Quality control of DNA is a crucial problem for the clinical sequencing system. We used PAXgene-fixed paraffin-embedded tissues owing to the high quality of DNA extracted from PAXgene-fixed paraffin-embedded specimens44, 45 and conserved histological morphology.46 In fact, we analyzed two cases of meningioma using genomic DNA extracted from formalin-fixed paraffin-embedded tissue and obtained similar but imprecise results of copy-number alterations (data not shown), mostly because of DNA fragmentation by formalin fixation.47, 48, 49 For an appropriate clinical sequencing system, concomitance of conserved histology and high-quality nucleotide extraction must be achieved, therefore an alternative sample preparation method, other than snap-frozen or formalin fixation, such as the PAXgene Tissue System, would be considered. Application of our system to widely used formalin-fixed paraffin-embedded tissue would require fine-tuning of some thresholds such as variant frequency for mutation analysis or score Q for copy-number alteration analysis.
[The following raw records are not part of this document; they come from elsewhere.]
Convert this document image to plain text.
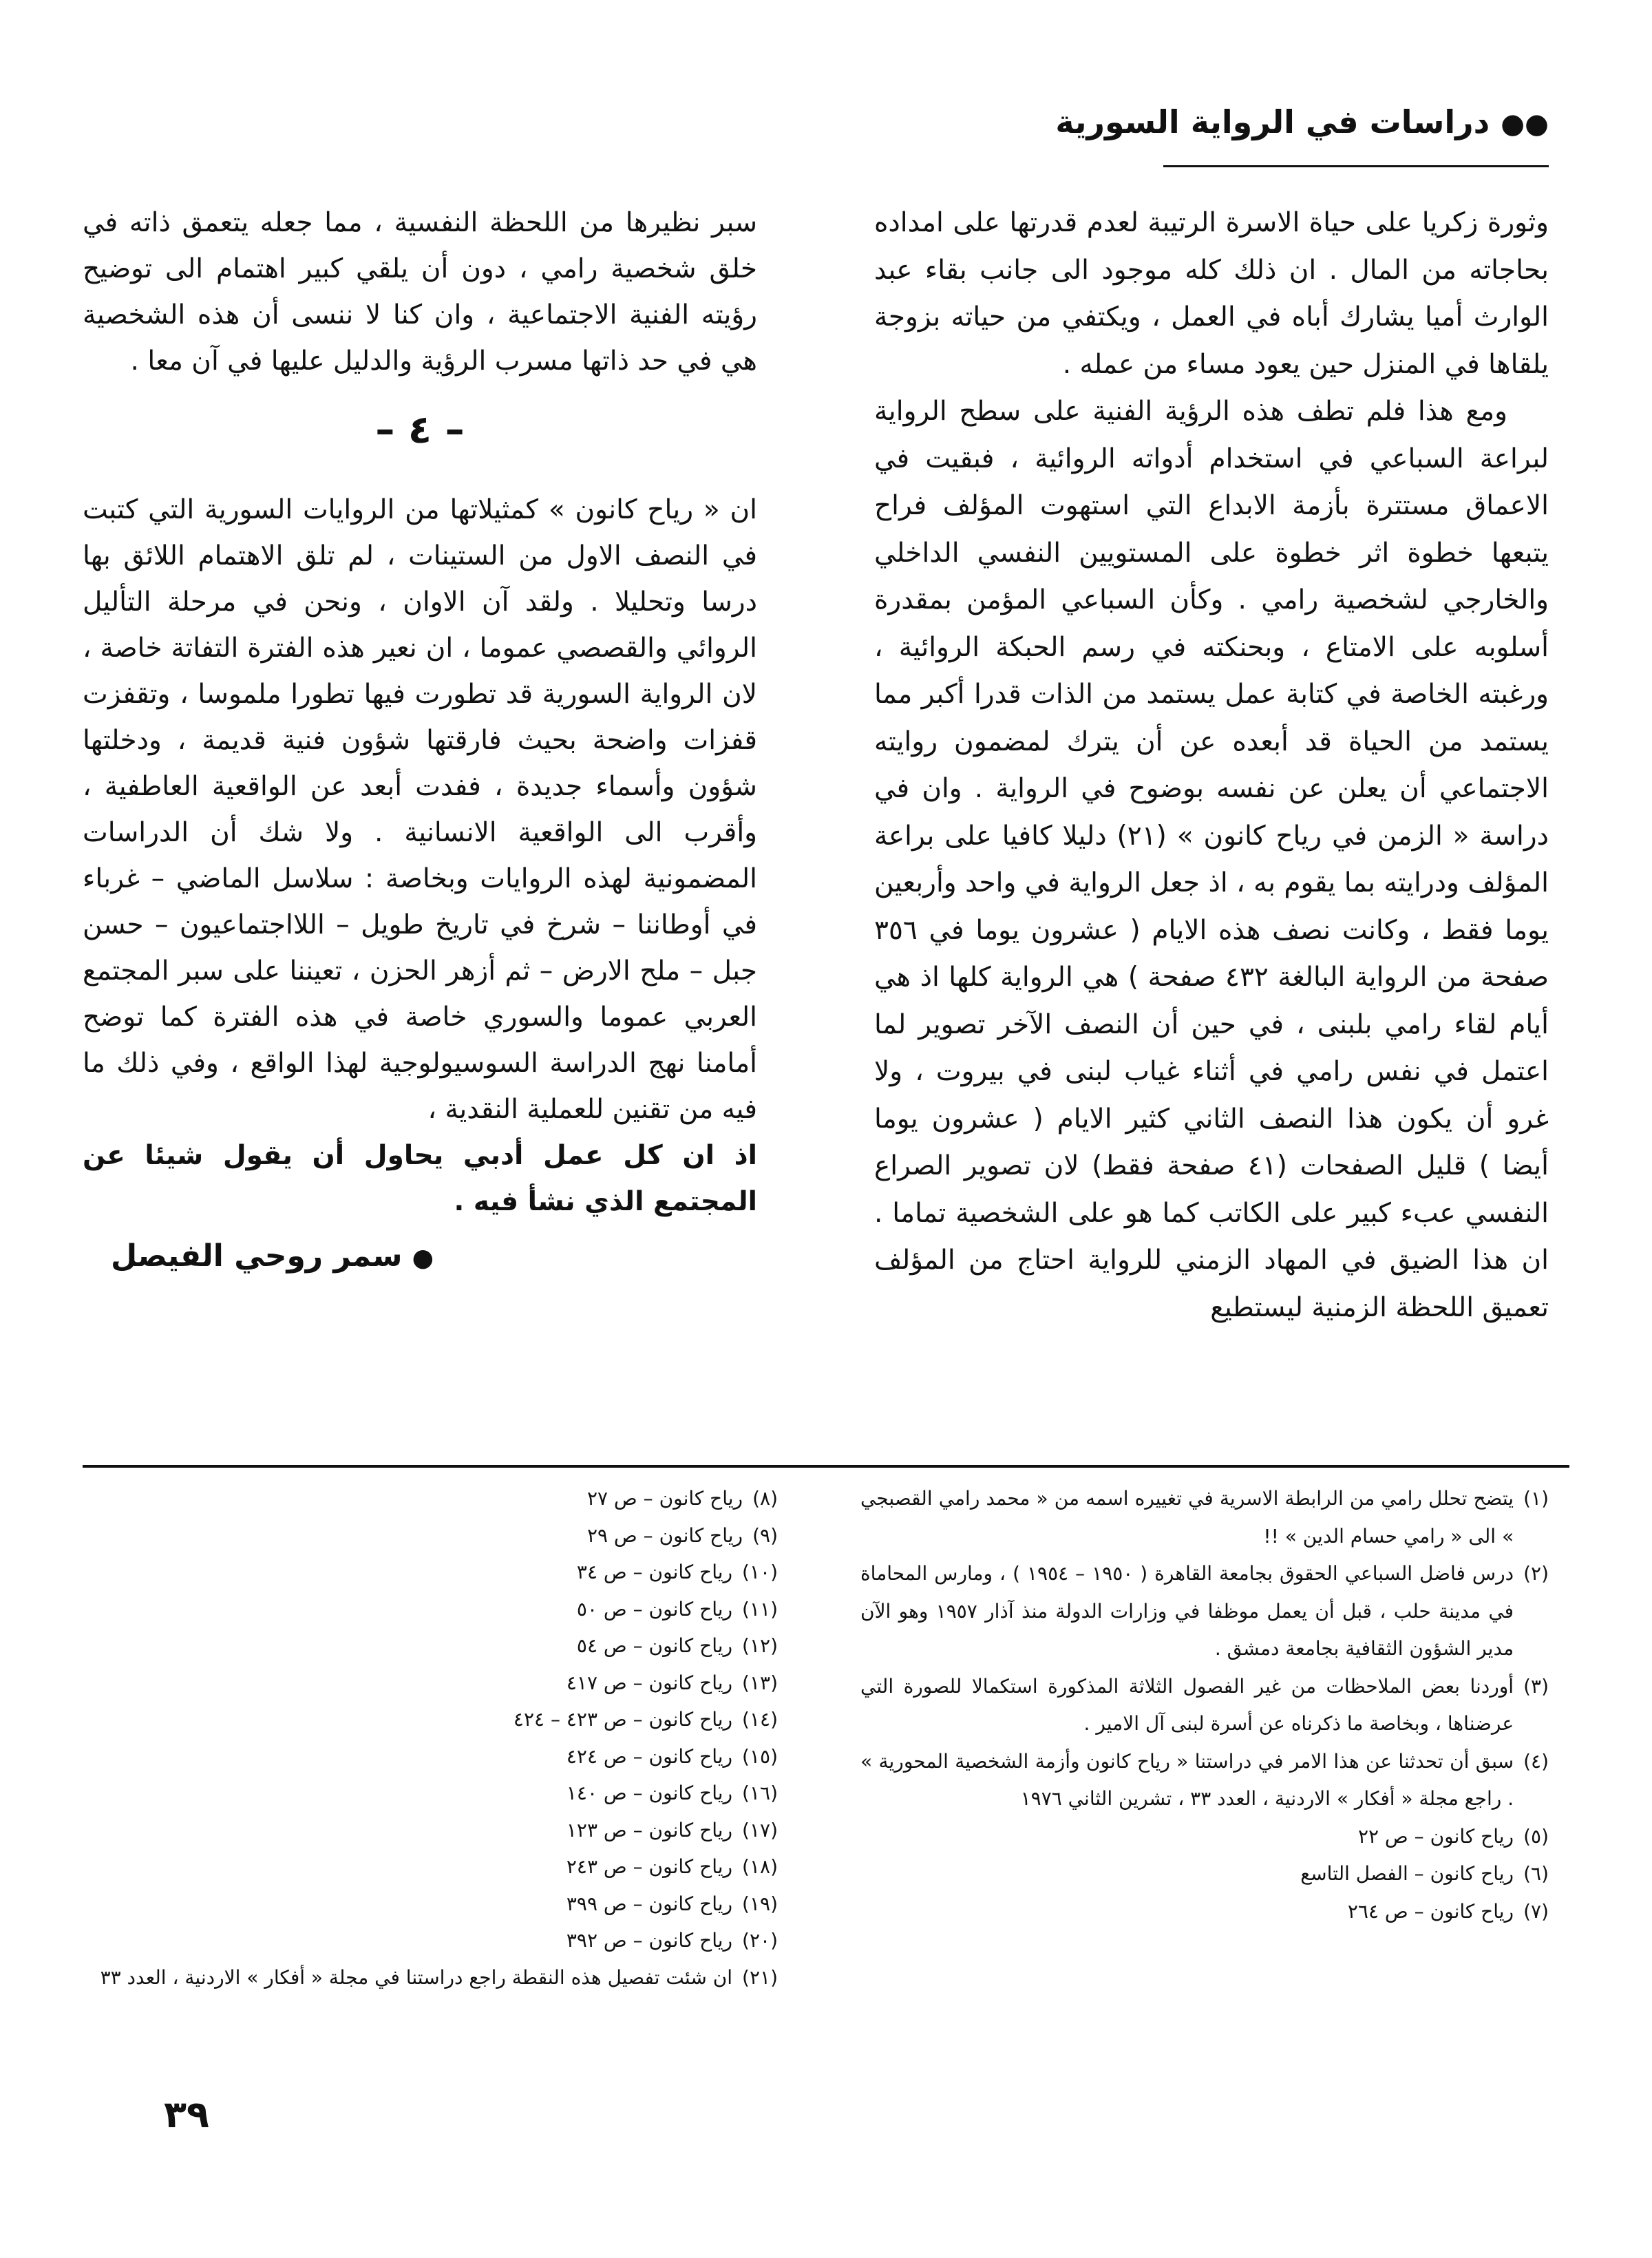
●●دراسات في الرواية السورية

وثورة زكريا على حياة الاسرة الرتيبة لعدم قدرتها على امداده بحاجاته من المال . ان ذلك كله موجود الى جانب بقاء عبد الوارث أميا يشارك أباه في العمل ، ويكتفي من حياته بزوجة يلقاها في المنزل حين يعود مساء من عمله .

ومع هذا فلم تطف هذه الرؤية الفنية على سطح الرواية لبراعة السباعي في استخدام أدواته الروائية ، فبقيت في الاعماق مستترة بأزمة الابداع التي استهوت المؤلف فراح يتبعها خطوة اثر خطوة على المستويين النفسي الداخلي والخارجي لشخصية رامي . وكأن السباعي المؤمن بمقدرة أسلوبه على الامتاع ، وبحنكته في رسم الحبكة الروائية ، ورغبته الخاصة في كتابة عمل يستمد من الذات قدرا أكبر مما يستمد من الحياة قد أبعده عن أن يترك لمضمون روايته الاجتماعي أن يعلن عن نفسه بوضوح في الرواية . وان في دراسة « الزمن في رياح كانون » (٢١) دليلا كافيا على براعة المؤلف ودرايته بما يقوم به ، اذ جعل الرواية في واحد وأربعين يوما فقط ، وكانت نصف هذه الايام ( عشرون يوما في ٣٥٦ صفحة من الرواية البالغة ٤٣٢ صفحة ) هي الرواية كلها اذ هي أيام لقاء رامي بلبنى ، في حين أن النصف الآخر تصوير لما اعتمل في نفس رامي في أثناء غياب لبنى في بيروت ، ولا غرو أن يكون هذا النصف الثاني كثير الايام ( عشرون يوما أيضا ) قليل الصفحات (٤١ صفحة فقط) لان تصوير الصراع النفسي عبء كبير على الكاتب كما هو على الشخصية تماما . ان هذا الضيق في المهاد الزمني للرواية احتاج من المؤلف تعميق اللحظة الزمنية ليستطيع

سبر نظيرها من اللحظة النفسية ، مما جعله يتعمق ذاته في خلق شخصية رامي ، دون أن يلقي كبير اهتمام الى توضيح رؤيته الفنية الاجتماعية ، وان كنا لا ننسى أن هذه الشخصية هي في حد ذاتها مسرب الرؤية والدليل عليها في آن معا .

– ٤ –

ان « رياح كانون » كمثيلاتها من الروايات السورية التي كتبت في النصف الاول من الستينات ، لم تلق الاهتمام اللائق بها درسا وتحليلا . ولقد آن الاوان ، ونحن في مرحلة التأليل الروائي والقصصي عموما ، ان نعير هذه الفترة التفاتة خاصة ، لان الرواية السورية قد تطورت فيها تطورا ملموسا ، وتقفزت قفزات واضحة بحيث فارقتها شؤون فنية قديمة ، ودخلتها شؤون وأسماء جديدة ، ففدت أبعد عن الواقعية العاطفية ، وأقرب الى الواقعية الانسانية . ولا شك أن الدراسات المضمونية لهذه الروايات وبخاصة : سلاسل الماضي – غرباء في أوطاننا – شرخ في تاريخ طويل – اللااجتماعيون – حسن جبل – ملح الارض – ثم أزهر الحزن ، تعيننا على سبر المجتمع العربي عموما والسوري خاصة في هذه الفترة كما توضح أمامنا نهج الدراسة السوسيولوجية لهذا الواقع ، وفي ذلك ما فيه من تقنين للعملية النقدية ،

اذ ان كل عمل أدبي يحاول أن يقول شيئا عن المجتمع الذي نشأ فيه .

●سمر روحي الفيصل
(١)
يتضح تحلل رامي من الرابطة الاسرية في تغييره اسمه من « محمد رامي القصبجي » الى « رامي حسام الدين » !!
(٢)
درس فاضل السباعي الحقوق بجامعة القاهرة ( ١٩٥٠ – ١٩٥٤ ) ، ومارس المحاماة في مدينة حلب ، قبل أن يعمل موظفا في وزارات الدولة منذ آذار ١٩٥٧ وهو الآن مدير الشؤون الثقافية بجامعة دمشق .
(٣)
أوردنا بعض الملاحظات من غير الفصول الثلاثة المذكورة استكمالا للصورة التي عرضناها ، وبخاصة ما ذكرناه عن أسرة لبنى آل الامير .
(٤)
سبق أن تحدثنا عن هذا الامر في دراستنا « رياح كانون وأزمة الشخصية المحورية » . راجع مجلة « أفكار » الاردنية ، العدد ٣٣ ، تشرين الثاني ١٩٧٦
(٥)
رياح كانون – ص ٢٢
(٦)
رياح كانون – الفصل التاسع
(٧)
رياح كانون – ص ٢٦٤
(٨)
رياح كانون – ص ٢٧
(٩)
رياح كانون – ص ٢٩
(١٠)
رياح كانون – ص ٣٤
(١١)
رياح كانون – ص ٥٠
(١٢)
رياح كانون – ص ٥٤
(١٣)
رياح كانون – ص ٤١٧
(١٤)
رياح كانون – ص ٤٢٣ – ٤٢٤
(١٥)
رياح كانون – ص ٤٢٤
(١٦)
رياح كانون – ص ١٤٠
(١٧)
رياح كانون – ص ١٢٣
(١٨)
رياح كانون – ص ٢٤٣
(١٩)
رياح كانون – ص ٣٩٩
(٢٠)
رياح كانون – ص ٣٩٢
(٢١)
ان شئت تفصيل هذه النقطة راجع دراستنا في مجلة « أفكار » الاردنية ، العدد ٣٣
٣٩
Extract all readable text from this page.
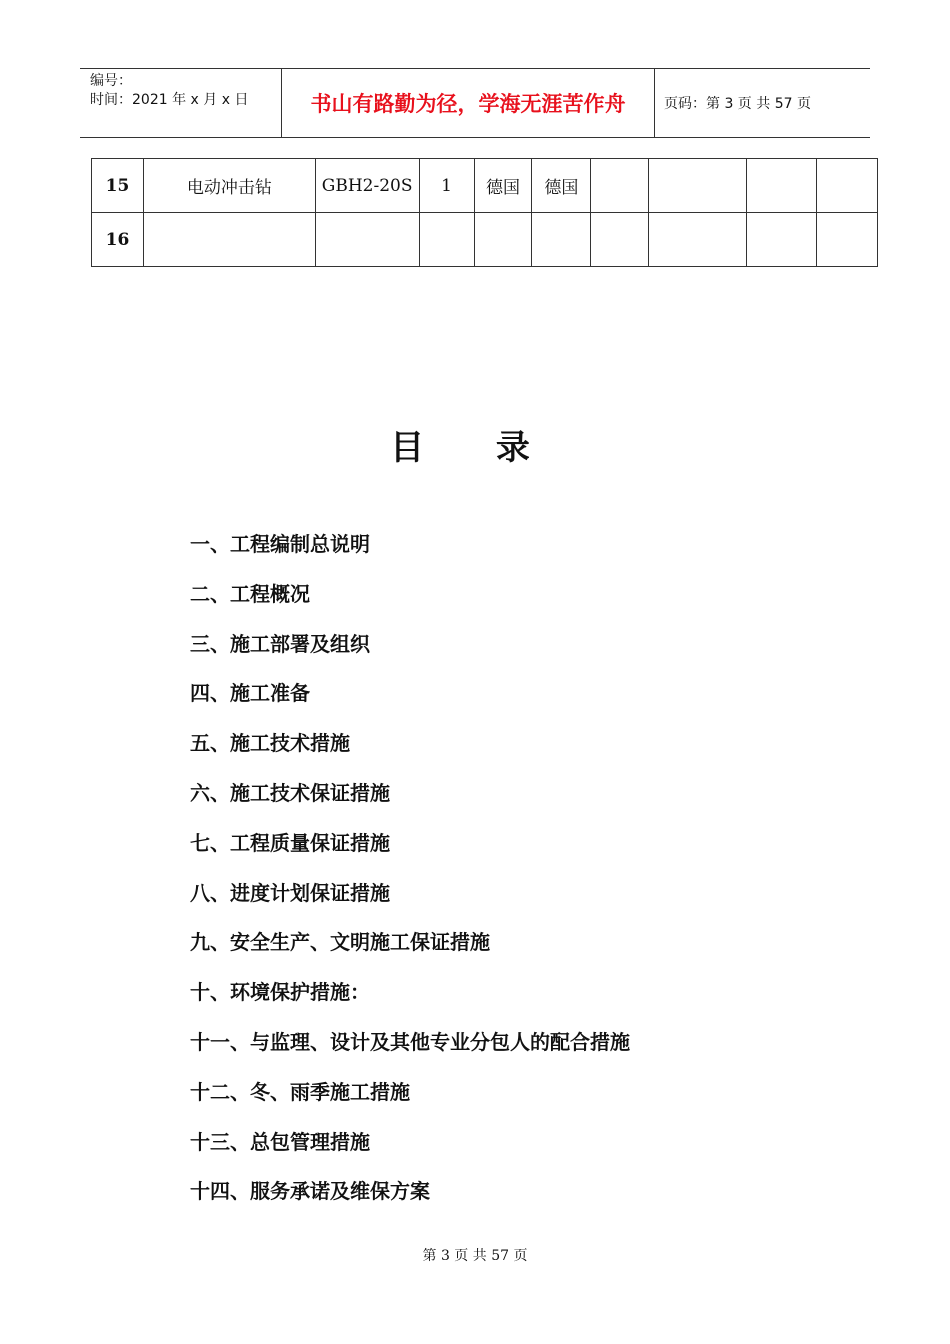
编号：
时间：2021 年 x 月 x 日	书山有路勤为径，学海无涯苦作舟	页码：第 3 页 共 57 页
15	电动冲击钻	GBH2-20S	1	德国	德国				
16									
目 录
一、工程编制总说明
二、工程概况
三、施工部署及组织
四、施工准备
五、施工技术措施
六、施工技术保证措施
七、工程质量保证措施
八、进度计划保证措施
九、安全生产、文明施工保证措施
十、环境保护措施：
十一、与监理、设计及其他专业分包人的配合措施
十二、冬、雨季施工措施
十三、总包管理措施
十四、服务承诺及维保方案
第 3 页 共 57 页
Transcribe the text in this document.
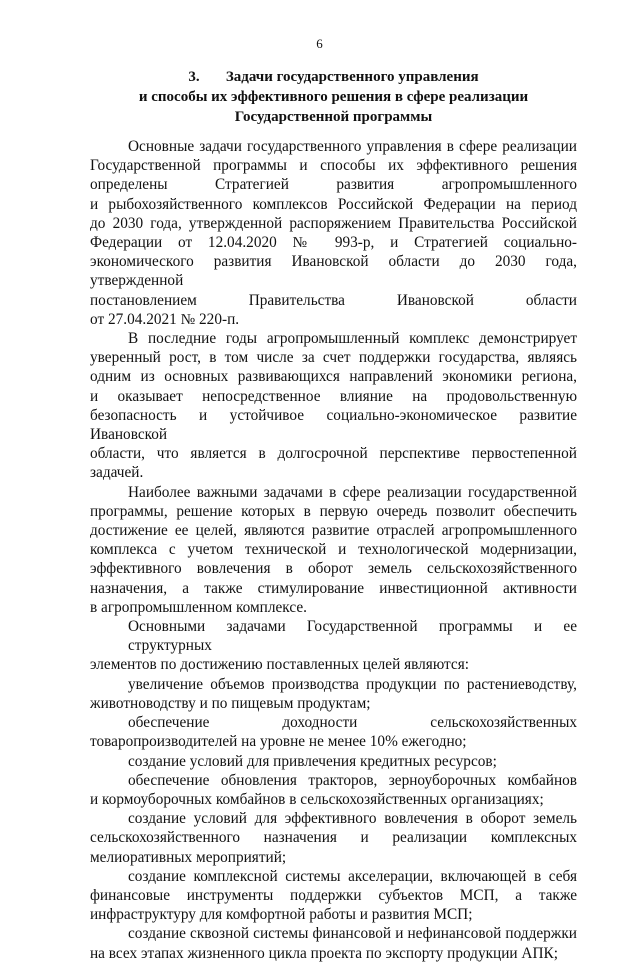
6
3.       Задачи государственного управления
и способы их эффективного решения в сфере реализации
Государственной программы
Основные задачи государственного управления в сфере реализации
Государственной программы и способы их эффективного решения
определены Стратегией развития агропромышленного
и рыбохозяйственного комплексов Российской Федерации на период
до 2030 года, утвержденной распоряжением Правительства Российской
Федерации от 12.04.2020 № 993-р, и Стратегией социально-
экономического развития Ивановской области до 2030 года, утвержденной
постановлением Правительства Ивановской области
от 27.04.2021 № 220-п.
В последние годы агропромышленный комплекс демонстрирует
уверенный рост, в том числе за счет поддержки государства, являясь
одним из основных развивающихся направлений экономики региона,
и оказывает непосредственное влияние на продовольственную
безопасность и устойчивое социально-экономическое развитие Ивановской
области, что является в долгосрочной перспективе первостепенной
задачей.
Наиболее важными задачами в сфере реализации государственной
программы, решение которых в первую очередь позволит обеспечить
достижение ее целей, являются развитие отраслей агропромышленного
комплекса с учетом технической и технологической модернизации,
эффективного вовлечения в оборот земель сельскохозяйственного
назначения, а также стимулирование инвестиционной активности
в агропромышленном комплексе.
Основными задачами Государственной программы и ее структурных
элементов по достижению поставленных целей являются:
увеличение объемов производства продукции по растениеводству,
животноводству и по пищевым продуктам;
обеспечение доходности сельскохозяйственных
товаропроизводителей на уровне не менее 10% ежегодно;
создание условий для привлечения кредитных ресурсов;
обеспечение обновления тракторов, зерноуборочных комбайнов
и кормоуборочных комбайнов в сельскохозяйственных организациях;
создание условий для эффективного вовлечения в оборот земель
сельскохозяйственного назначения и реализации комплексных
мелиоративных мероприятий;
создание комплексной системы акселерации, включающей в себя
финансовые инструменты поддержки субъектов МСП, а также
инфраструктуру для комфортной работы и развития МСП;
создание сквозной системы финансовой и нефинансовой поддержки
на всех этапах жизненного цикла проекта по экспорту продукции АПК;
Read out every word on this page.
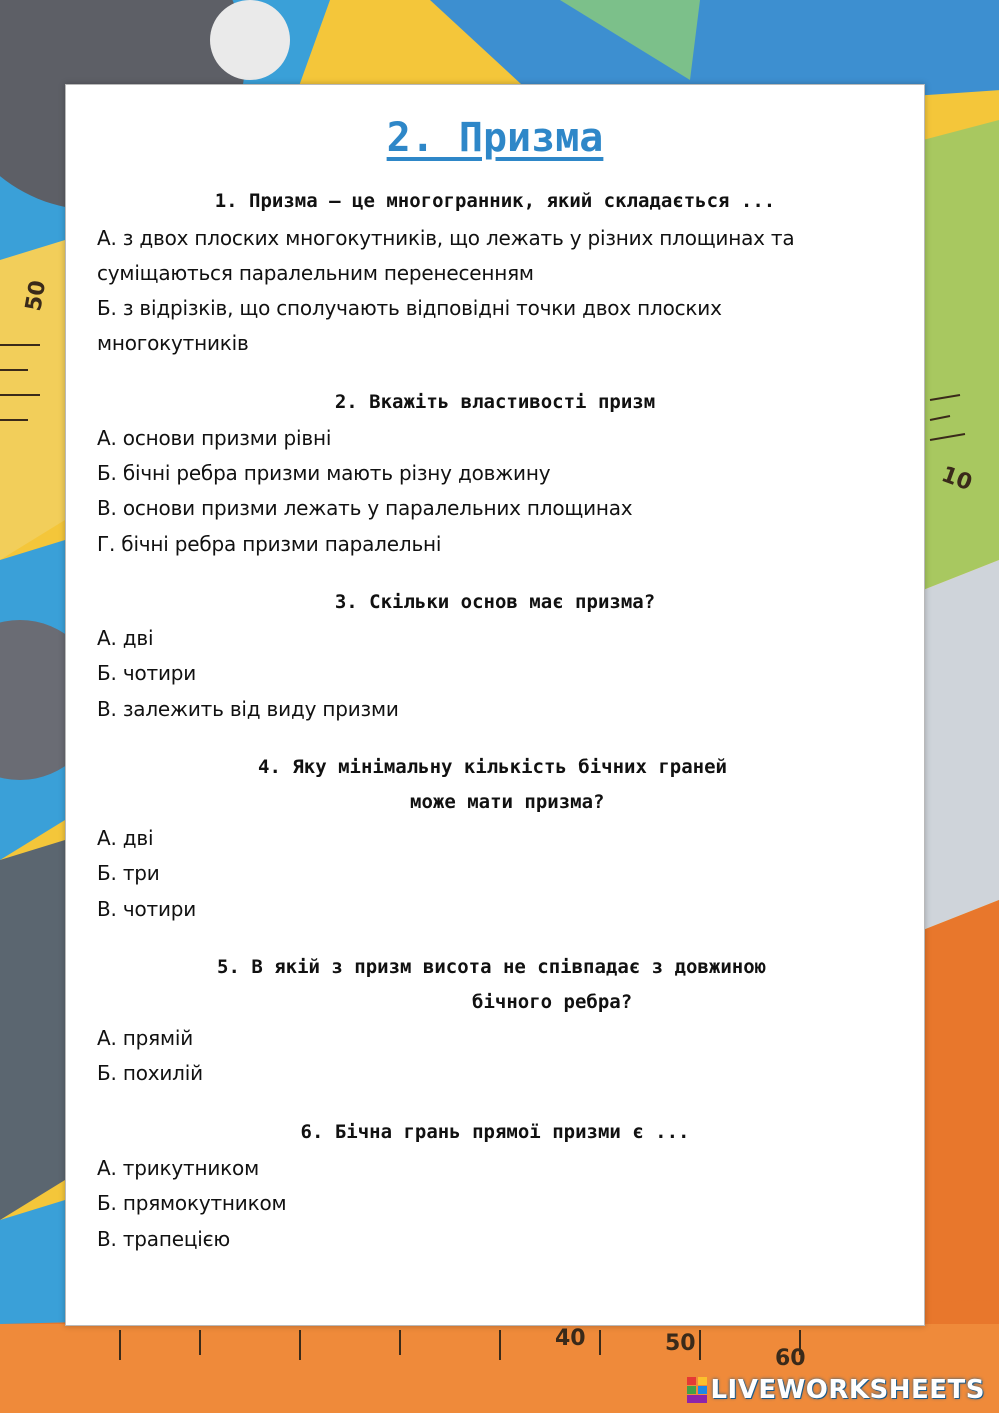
50
10
40	50
60
2. Призма
1. Призма – це многогранник, який складається ...
А. з двох плоских многокутників, що лежать у різних площинах та
суміщаються паралельним перенесенням
Б. з відрізків, що сполучають відповідні точки двох плоских
многокутників
2. Вкажіть властивості призм
А. основи призми рівні
Б. бічні ребра призми мають різну довжину
В. основи призми лежать у паралельних площинах
Г. бічні ребра призми паралельні
3. Скільки основ має призма?
А. дві
Б. чотири
В. залежить від виду призми
4. Яку мінімальну кількість бічних граней
може мати призма?
А. дві
Б. три
В. чотири
5. В якій з призм висота не співпадає з довжиною
бічного ребра?
А. прямій
Б. похилій
6. Бічна грань прямої призми є ...
А. трикутником
Б. прямокутником
В. трапецією
LIVEWORKSHEETS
In conclusion, we established a rapid clinical sequencing system for meningioma by targeted amplicon sequencing. The genotypes obtained by this system were significantly associated with clinicopathological features including histological subtypes, tumor size, MRI findings, and recurrence-free survival. The prevalence of such a clinical sequencing system will bring multiple benefits to meningioma patients by means of more accurate diagnosis and individualized medicine.